Allow getting many documents by id #99

ghost · 2021-04-17T17:45:22Z

ghost
Apr 17, 2021

After reading around I think it's only possible to get one document by it's unique id. It would be nice if we could give an array of ids and get the result back in a single request. Right now I am making a request for each id.

Thanks.

paligiannis · 2021-04-17T18:35:17Z

paligiannis
Apr 17, 2021

I need to address this issue too. Any ideas of implementing that?

0 replies

gmourier · 2021-04-18T08:21:07Z

gmourier
Apr 18, 2021
Maintainer

Hello @san-serif and @paligiannis! Thank you for using MeiliSearch and taking the time to contribute to this project. Currently, we are putting a lot of effort into the release of the new engine but it may be something that we want to address in the future. Can you please tell me more about your needs regarding this feature? Thanks!

0 replies

paligiannis · 2021-04-18T14:10:25Z

paligiannis
Apr 18, 2021

@gmourier It seems like we need something to fetch specific records from the database.
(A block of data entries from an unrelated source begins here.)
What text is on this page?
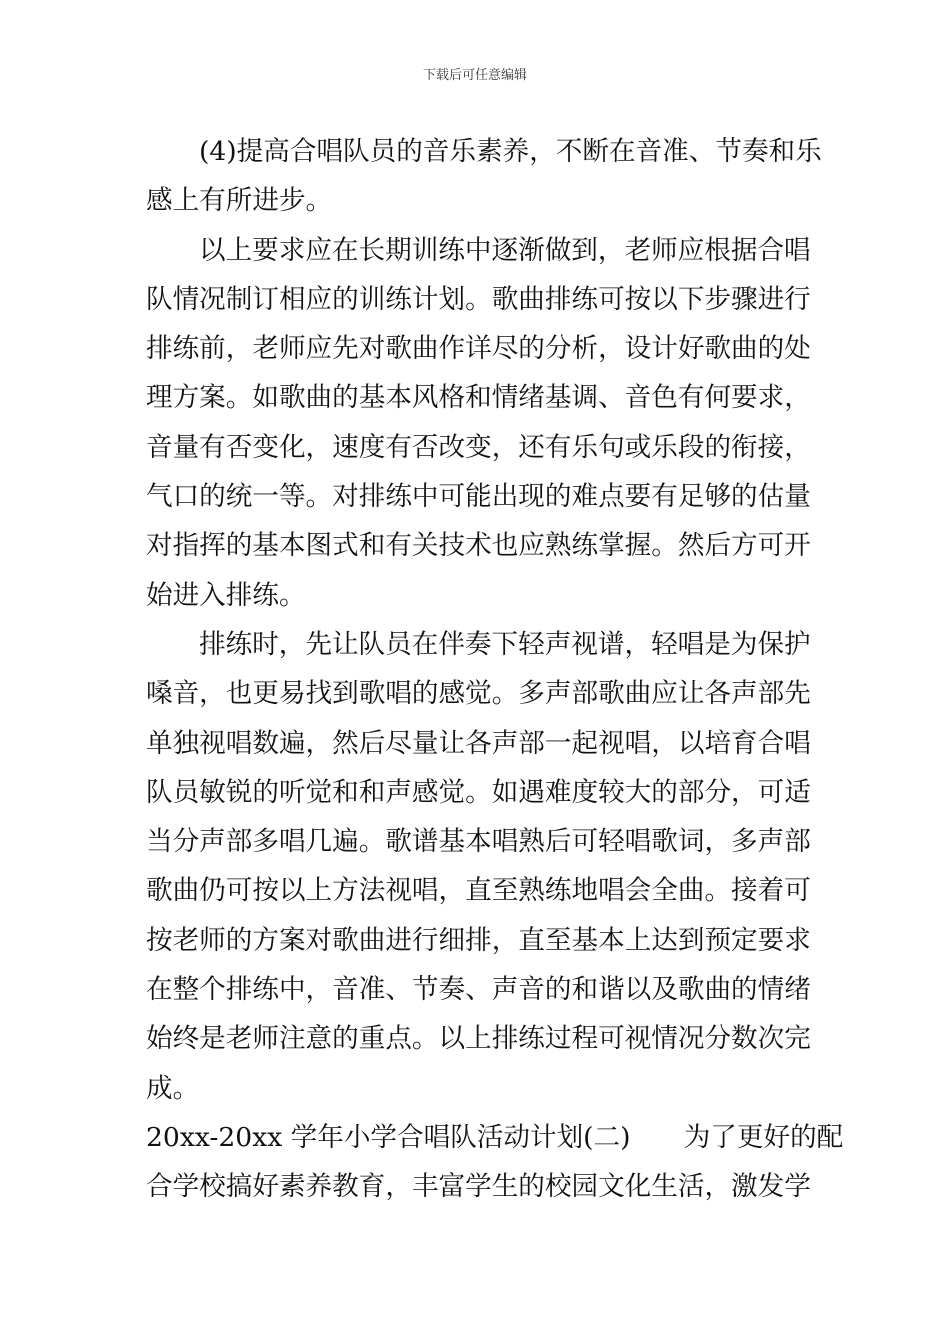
下载后可任意编辑
(4)提高合唱队员的音乐素养，不断在音准、节奏和乐
感上有所进步。
以上要求应在长期训练中逐渐做到，老师应根据合唱
队情况制订相应的训练计划。歌曲排练可按以下步骤进行
排练前，老师应先对歌曲作详尽的分析，设计好歌曲的处
理方案。如歌曲的基本风格和情绪基调、音色有何要求，
音量有否变化，速度有否改变，还有乐句或乐段的衔接，
气口的统一等。对排练中可能出现的难点要有足够的估量
对指挥的基本图式和有关技术也应熟练掌握。然后方可开
始进入排练。
排练时，先让队员在伴奏下轻声视谱，轻唱是为保护
嗓音，也更易找到歌唱的感觉。多声部歌曲应让各声部先
单独视唱数遍，然后尽量让各声部一起视唱，以培育合唱
队员敏锐的听觉和和声感觉。如遇难度较大的部分，可适
当分声部多唱几遍。歌谱基本唱熟后可轻唱歌词，多声部
歌曲仍可按以上方法视唱，直至熟练地唱会全曲。接着可
按老师的方案对歌曲进行细排，直至基本上达到预定要求
在整个排练中，音准、节奏、声音的和谐以及歌曲的情绪
始终是老师注意的重点。以上排练过程可视情况分数次完
成。
20xx-20xx 学年小学合唱队活动计划(二)　　为了更好的配
合学校搞好素养教育，丰富学生的校园文化生活，激发学
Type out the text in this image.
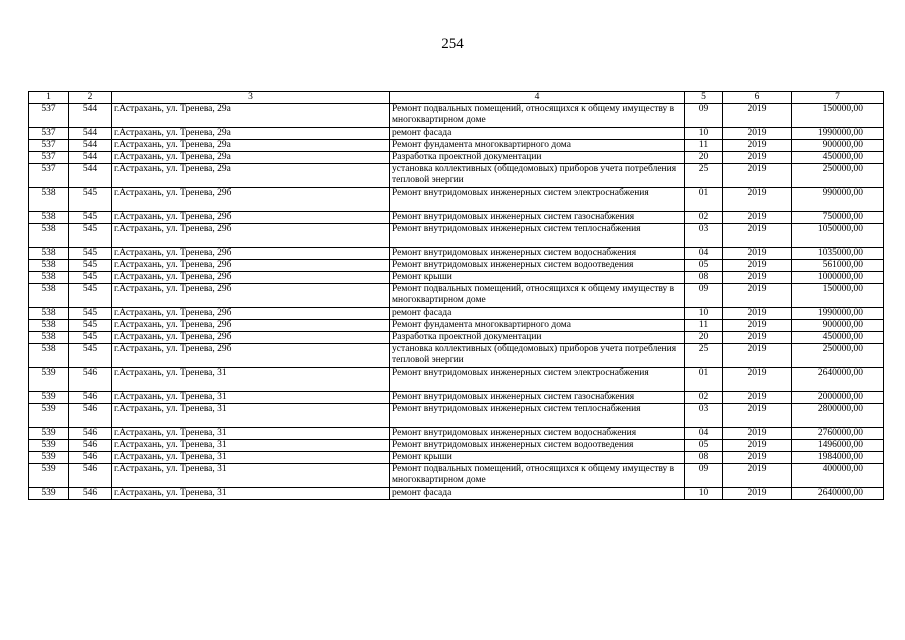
254
1	2	3	4	5	6	7
537	544	г.Астрахань, ул. Тренева, 29а	Ремонт подвальных помещений, относящихся к общему имуществу в многоквартирном доме	09	2019	150000,00
537	544	г.Астрахань, ул. Тренева, 29а	ремонт фасада	10	2019	1990000,00
537	544	г.Астрахань, ул. Тренева, 29а	Ремонт фундамента многоквартирного дома	11	2019	900000,00
537	544	г.Астрахань, ул. Тренева, 29а	Разработка проектной документации	20	2019	450000,00
537	544	г.Астрахань, ул. Тренева, 29а	установка коллективных (общедомовых) приборов учета потребления тепловой энергии	25	2019	250000,00
538	545	г.Астрахань, ул. Тренева, 29б	Ремонт внутридомовых инженерных систем электроснабжения	01	2019	990000,00
538	545	г.Астрахань, ул. Тренева, 29б	Ремонт внутридомовых инженерных систем газоснабжения	02	2019	750000,00
538	545	г.Астрахань, ул. Тренева, 29б	Ремонт внутридомовых инженерных систем теплоснабжения	03	2019	1050000,00
538	545	г.Астрахань, ул. Тренева, 29б	Ремонт внутридомовых инженерных систем водоснабжения	04	2019	1035000,00
538	545	г.Астрахань, ул. Тренева, 29б	Ремонт внутридомовых инженерных систем водоотведения	05	2019	561000,00
538	545	г.Астрахань, ул. Тренева, 29б	Ремонт крыши	08	2019	1000000,00
538	545	г.Астрахань, ул. Тренева, 29б	Ремонт подвальных помещений, относящихся к общему имуществу в многоквартирном доме	09	2019	150000,00
538	545	г.Астрахань, ул. Тренева, 29б	ремонт фасада	10	2019	1990000,00
538	545	г.Астрахань, ул. Тренева, 29б	Ремонт фундамента многоквартирного дома	11	2019	900000,00
538	545	г.Астрахань, ул. Тренева, 29б	Разработка проектной документации	20	2019	450000,00
538	545	г.Астрахань, ул. Тренева, 29б	установка коллективных (общедомовых) приборов учета потребления тепловой энергии	25	2019	250000,00
539	546	г.Астрахань, ул. Тренева, 31	Ремонт внутридомовых инженерных систем электроснабжения	01	2019	2640000,00
539	546	г.Астрахань, ул. Тренева, 31	Ремонт внутридомовых инженерных систем газоснабжения	02	2019	2000000,00
539	546	г.Астрахань, ул. Тренева, 31	Ремонт внутридомовых инженерных систем теплоснабжения	03	2019	2800000,00
539	546	г.Астрахань, ул. Тренева, 31	Ремонт внутридомовых инженерных систем водоснабжения	04	2019	2760000,00
539	546	г.Астрахань, ул. Тренева, 31	Ремонт внутридомовых инженерных систем водоотведения	05	2019	1496000,00
539	546	г.Астрахань, ул. Тренева, 31	Ремонт крыши	08	2019	1984000,00
539	546	г.Астрахань, ул. Тренева, 31	Ремонт подвальных помещений, относящихся к общему имуществу в многоквартирном доме	09	2019	400000,00
539	546	г.Астрахань, ул. Тренева, 31	ремонт фасада	10	2019	2640000,00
Usually, the use case is something like getting ids from database like products[ids]=100,300,400,500. So it's something like filtering specific results and them use them with facets of any other implementation of Meilisearch.

0 replies

ghost · 2021-04-18T17:53:51Z

ghost
Apr 18, 2021

Hey @gmourier! This is kind of low priority for me as MeiliSearch is already working great for me. I want this feature because I want to get some data without directly querying my main database (mostly for backoffice stuff).

0 replies

paligiannis · 2021-04-18T19:47:00Z

paligiannis
Apr 18, 2021

@san-serif How have you implemented such a thing?

0 replies

ghost · 2021-04-18T20:43:16Z

ghost
Apr 18, 2021

@paligiannis

I'm using javascript and I essentially did it like this:

(async () => {
  const client = new MeiliSearch({ host: "https://endpoint" });
  const index = client.index("products");

  const ids = [100,300,400,500];

  const promises = ids.map(id => index.getDocument(id));

  const documents = await Promise.all(promises);

})();

0 replies

gmourier · 2021-04-19T08:20:24Z

gmourier
Apr 19, 2021
Maintainer

Hi! Thank you for your answers.

I mark the issue as a feature request to track it in our backlog. You can also propose this feature as an idea here. It allows people to vote for it and make it more visible in terms of importance.

0 replies

ghost · 2021-04-19T11:04:17Z

ghost
Apr 19, 2021

@MarinPostma Just to clarify I think this is low priority because @gmourier mentioned you guys are working on a new engine, I did not want to give the impression that I think this is super important.

I don't know how to explain my use case better. I want to query data directly from MeiliSearch because I think it would be faster than my database.

0 replies

jiminy-billy-bob · 2021-04-27T16:29:44Z

jiminy-billy-bob
Apr 27, 2021

We solved this by declaring the id field as an attribute for faceting. Then we simply do something like this:

await meilisearch.getIndex('myIndex').search(undefined, {
  facetFilters: [documents.map(d => `id:${d.id}`)],
  limit: 999999
});

This should return documents with id foo and bar.

0 replies

tty2 · 2021-09-29T13:21:09Z

tty2
Sep 29, 2021

I see that this discussion is outdated but I'm curious if there is a convenient way to get documents by ids array using current engine?
I'm using golang api and can't find common way to do that.

1 reply

mikerogerz Sep 29, 2021

I was unable to find any optimal way via the API, so I did something like this (in PHP) to pull and update existing documents with new data:

$offset = 0;
$moreDocs = true;
do {
	$docs = collection($index->getDocuments([
		'limit' => 10000,
		'offset' => $offset,
		'attributesToRetrieve' => 'objectID,id,another_attr'
	]));
	if (!$docs->isEmpty()) {
		// match docs to update (based on id, etc), update attribute, and push updates to queue via API updateDocuments()
		
		$offset += 10000;
	} else {
		$moreDocs = false;
	}
} while ($moreDocs);

Not the most elegant solution, but it is/was the only reliable way I was able to match all documents, especially when indexing long-form content (multiple docs sharing the same id, but with different chunks of data to match on), so pulling individual documents wouldn't work either. Being able to pull by array would be extremely useful, in my opinion.. to grab a few hundred/thousand at a time.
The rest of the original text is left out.